Page 1 of 1

Why there's a "cookie" feature in bittorrent?

Posted: Wed Aug 23, 2017 5:47 pm
by sam1275
Hello.
In the "tools" menu, there's a "manage cookies" button, it will show cookies from trackers I used. But why do I even need this? Doesn't it bad for privacy? I don't see this feature in other torrent clients such as utorrent, or do they also have this and just hide the setting for it? Can I disable it?
Thanks.

Re: Why there's a "cookie" feature in bittorrent?

Posted: Fri Jan 03, 2020 9:49 pm
by johnny jackhammer
I was just wondering the same thing. Especially when I saw the MPAA cookie!

Re: Why there's a "cookie" feature in bittorrent?

Posted: Sun Jan 12, 2020 8:34 am
by bmn
Someone should investigate the way qB accepts cookies and stores them indeed. I also found several questionable cookies there.

Generally I don't see any reason to accept the cookies from HTTP based announcers since there are peer_id to identify the client for peer information purposes and passkey is for authentication/authorization/accounting purposes.

Re: Why there's a "cookie" feature in bittorrent?

Posted: Tue Feb 04, 2020 6:22 pm
by johnny jackhammer
Bump

Re: Why there's a "cookie" feature in bittorrent?

Posted: Thu Feb 06, 2020 11:48 am
by scragly
Some RSS feeds require cookie based authentication in order to be able to pull data properly.

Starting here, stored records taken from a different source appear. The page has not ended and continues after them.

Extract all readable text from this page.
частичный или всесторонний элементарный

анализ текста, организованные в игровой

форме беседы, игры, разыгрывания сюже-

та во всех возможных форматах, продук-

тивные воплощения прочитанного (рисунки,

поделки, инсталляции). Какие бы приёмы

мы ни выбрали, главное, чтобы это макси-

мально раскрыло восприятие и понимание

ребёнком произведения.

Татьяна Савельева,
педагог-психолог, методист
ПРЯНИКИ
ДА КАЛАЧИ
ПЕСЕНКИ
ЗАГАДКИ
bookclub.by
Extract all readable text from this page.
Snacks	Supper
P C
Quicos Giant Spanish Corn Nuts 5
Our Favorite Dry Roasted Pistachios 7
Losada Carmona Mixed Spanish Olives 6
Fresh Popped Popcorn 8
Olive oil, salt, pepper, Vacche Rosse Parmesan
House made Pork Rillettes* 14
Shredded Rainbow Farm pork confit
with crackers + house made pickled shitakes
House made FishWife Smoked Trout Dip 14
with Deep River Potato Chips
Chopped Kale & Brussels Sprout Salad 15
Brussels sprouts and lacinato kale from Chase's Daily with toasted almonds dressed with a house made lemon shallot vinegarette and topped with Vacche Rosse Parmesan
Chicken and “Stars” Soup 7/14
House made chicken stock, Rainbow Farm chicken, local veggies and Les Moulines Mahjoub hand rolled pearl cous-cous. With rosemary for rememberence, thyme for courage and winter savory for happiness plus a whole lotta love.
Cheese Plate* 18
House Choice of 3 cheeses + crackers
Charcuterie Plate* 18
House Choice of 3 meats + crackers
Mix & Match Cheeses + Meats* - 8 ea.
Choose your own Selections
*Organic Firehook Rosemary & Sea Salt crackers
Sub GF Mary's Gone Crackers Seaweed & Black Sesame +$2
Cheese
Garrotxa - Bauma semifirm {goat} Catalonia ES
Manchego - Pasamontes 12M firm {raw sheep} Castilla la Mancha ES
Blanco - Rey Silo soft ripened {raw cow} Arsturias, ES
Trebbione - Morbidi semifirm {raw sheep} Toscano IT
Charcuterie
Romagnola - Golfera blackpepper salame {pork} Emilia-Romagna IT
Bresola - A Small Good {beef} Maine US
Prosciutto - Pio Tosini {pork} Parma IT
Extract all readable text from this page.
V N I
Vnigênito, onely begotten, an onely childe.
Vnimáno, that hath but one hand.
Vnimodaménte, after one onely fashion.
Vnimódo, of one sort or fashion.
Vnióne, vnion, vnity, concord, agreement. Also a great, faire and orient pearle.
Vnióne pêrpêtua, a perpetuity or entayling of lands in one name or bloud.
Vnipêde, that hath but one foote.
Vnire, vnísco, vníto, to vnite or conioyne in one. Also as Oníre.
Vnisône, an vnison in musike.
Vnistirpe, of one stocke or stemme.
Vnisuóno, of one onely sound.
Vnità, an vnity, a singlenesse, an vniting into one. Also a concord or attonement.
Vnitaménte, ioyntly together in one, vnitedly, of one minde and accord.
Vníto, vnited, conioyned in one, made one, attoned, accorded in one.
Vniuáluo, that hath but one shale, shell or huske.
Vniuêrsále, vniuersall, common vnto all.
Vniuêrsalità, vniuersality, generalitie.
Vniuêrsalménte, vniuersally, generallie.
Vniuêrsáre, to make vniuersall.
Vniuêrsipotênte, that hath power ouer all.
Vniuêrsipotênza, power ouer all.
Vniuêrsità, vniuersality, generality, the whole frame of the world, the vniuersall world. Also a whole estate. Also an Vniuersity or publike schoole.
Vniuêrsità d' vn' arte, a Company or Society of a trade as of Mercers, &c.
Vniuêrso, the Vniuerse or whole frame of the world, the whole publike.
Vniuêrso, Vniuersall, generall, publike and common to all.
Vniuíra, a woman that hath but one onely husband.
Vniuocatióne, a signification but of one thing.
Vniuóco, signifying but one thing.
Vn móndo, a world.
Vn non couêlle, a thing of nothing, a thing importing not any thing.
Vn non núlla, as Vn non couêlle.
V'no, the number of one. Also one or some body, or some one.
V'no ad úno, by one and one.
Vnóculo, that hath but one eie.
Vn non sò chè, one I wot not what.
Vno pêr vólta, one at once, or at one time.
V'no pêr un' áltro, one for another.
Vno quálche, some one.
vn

In the past, there was some basic attempts at handling these cases but it wasn't globally managed, seemingly tied to individual torrent sessions as a workaround. This wasn't really as robust as it could have been and occasionally broke, so when a fix was worked on, the current form of the proper cookie manager that is able to manage cookies globally in the client was added , allowing the cookies to be easier to view and manage.

There's an open Issue ticket specifically asking for the option to not store any cookies which has been marked as a duplicate of the open Issue ticket discussing the nature of the feature which also contains a request to be able to disable them.

I'd suggest giving feedback over on those respective issue tickets, at least giving the ticket a thumbs up to show you're in agreement with the suggestions made. The more agreements for a ticket, the higher a priority it will be for devs to discuss and possibly implement.